Matching the wholesale risk with the wholesale capital will be a key element of what Willis Re offers its clients moving forward, but instead of taking place solely, or largely in the form of reinsurance, “going forward it’s going to take very different shapes, the ILS market being a very simple example of that,” says Kent.

Adding; “But more relevantly the MGA, consortium, line slips, binders and other alternative structures, where we are matching wholesale risk with wholesale capital, is our business going forward. And we think that is going to be an increasingly large part of our growth in the overall reinsurance business.”

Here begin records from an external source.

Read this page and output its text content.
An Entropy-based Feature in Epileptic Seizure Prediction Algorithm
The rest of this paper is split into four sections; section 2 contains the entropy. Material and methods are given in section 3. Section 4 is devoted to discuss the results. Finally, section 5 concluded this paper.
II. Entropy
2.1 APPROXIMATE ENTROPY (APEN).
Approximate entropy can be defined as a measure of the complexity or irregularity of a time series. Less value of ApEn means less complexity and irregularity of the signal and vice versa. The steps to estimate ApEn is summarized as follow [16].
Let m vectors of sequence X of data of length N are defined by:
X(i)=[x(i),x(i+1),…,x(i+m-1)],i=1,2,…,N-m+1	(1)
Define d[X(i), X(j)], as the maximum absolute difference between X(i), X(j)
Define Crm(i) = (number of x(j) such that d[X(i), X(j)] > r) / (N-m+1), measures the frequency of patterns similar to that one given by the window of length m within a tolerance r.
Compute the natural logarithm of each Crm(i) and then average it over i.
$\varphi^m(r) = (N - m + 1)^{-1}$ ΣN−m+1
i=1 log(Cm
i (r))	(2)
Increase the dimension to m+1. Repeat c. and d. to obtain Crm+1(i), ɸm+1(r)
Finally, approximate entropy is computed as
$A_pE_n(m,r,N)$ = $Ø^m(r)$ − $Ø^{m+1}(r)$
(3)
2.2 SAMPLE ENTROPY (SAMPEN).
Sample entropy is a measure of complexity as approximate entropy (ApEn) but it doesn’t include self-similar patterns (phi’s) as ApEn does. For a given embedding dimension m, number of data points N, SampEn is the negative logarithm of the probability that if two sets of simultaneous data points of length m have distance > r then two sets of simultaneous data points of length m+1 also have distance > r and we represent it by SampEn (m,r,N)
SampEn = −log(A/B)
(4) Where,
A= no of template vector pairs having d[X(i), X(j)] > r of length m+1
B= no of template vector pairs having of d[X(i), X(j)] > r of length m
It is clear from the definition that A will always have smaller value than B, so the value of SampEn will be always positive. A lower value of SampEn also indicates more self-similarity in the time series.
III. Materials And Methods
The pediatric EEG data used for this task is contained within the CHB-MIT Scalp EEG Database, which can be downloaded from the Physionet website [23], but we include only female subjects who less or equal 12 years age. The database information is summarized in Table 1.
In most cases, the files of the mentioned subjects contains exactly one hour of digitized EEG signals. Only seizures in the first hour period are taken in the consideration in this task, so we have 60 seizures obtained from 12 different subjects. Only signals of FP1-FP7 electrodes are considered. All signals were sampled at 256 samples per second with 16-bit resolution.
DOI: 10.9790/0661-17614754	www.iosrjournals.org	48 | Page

Addressing an audience at the recent reinsurance industry meeting in Monte Carlo, Willis Re executives highlighted that a change in the fundamentals of the insurance industry has contributed to the evolution of the reinsurance broker role, centred around the ever-increasing wealth of data and information.

Historically, notes Willis Re Deputy Chairman Mark Hvidsten, insurers and reinsurers collected data and then analysed that data to price risk and pay claims.

But what’s changed today, notes Hvidsten is the staggering amount of data that is produced and made more available by advances in technology and software, further highlighting the analytic evolution mentioned by Kent.

“Now there is more data, humans are producing a lot of data and the growth in data is exponential. New technologies, like the Internet of things create opportunities to collect even more information and use it for underwriting.

So the questions like what devices collect data? Who owns this data? And who analyses the data? Is becoming more and more relevant for the industry going forward,” explains Hvidsten.

Interestingly, continues Hvidsten, the shift towards a more analytical and data-available industry has caused changes to the insurance and reinsurance value chain, as companies that were once very much outside the “interest area of insurers” now “impact the value chain and creation of value in the industry.” Something Hvidsten believes will lead to “combinations and transactional solutions that link insurance industry to other industries in the economy.”

The role of the entire insurance and reinsurance value chain has evolved in some form over the last two decades, as clients and investors continue to enter the sector from a variety of backgrounds with differing investment requirements and goals.

And with global efforts underway to improve the amount of data for risks in emerging parts of the world, like parts of Asia, India and South America, it’s likely the reinsurance broker will require greater knowledge and understanding of these risks in order to efficiently price them for clients, further evolving and widening the role of the reinsurance broker moving forward.

“If we stick to the adage of matching wholesale risk with wholesale capital, that’s how we’re moving forward,” concludes Kent.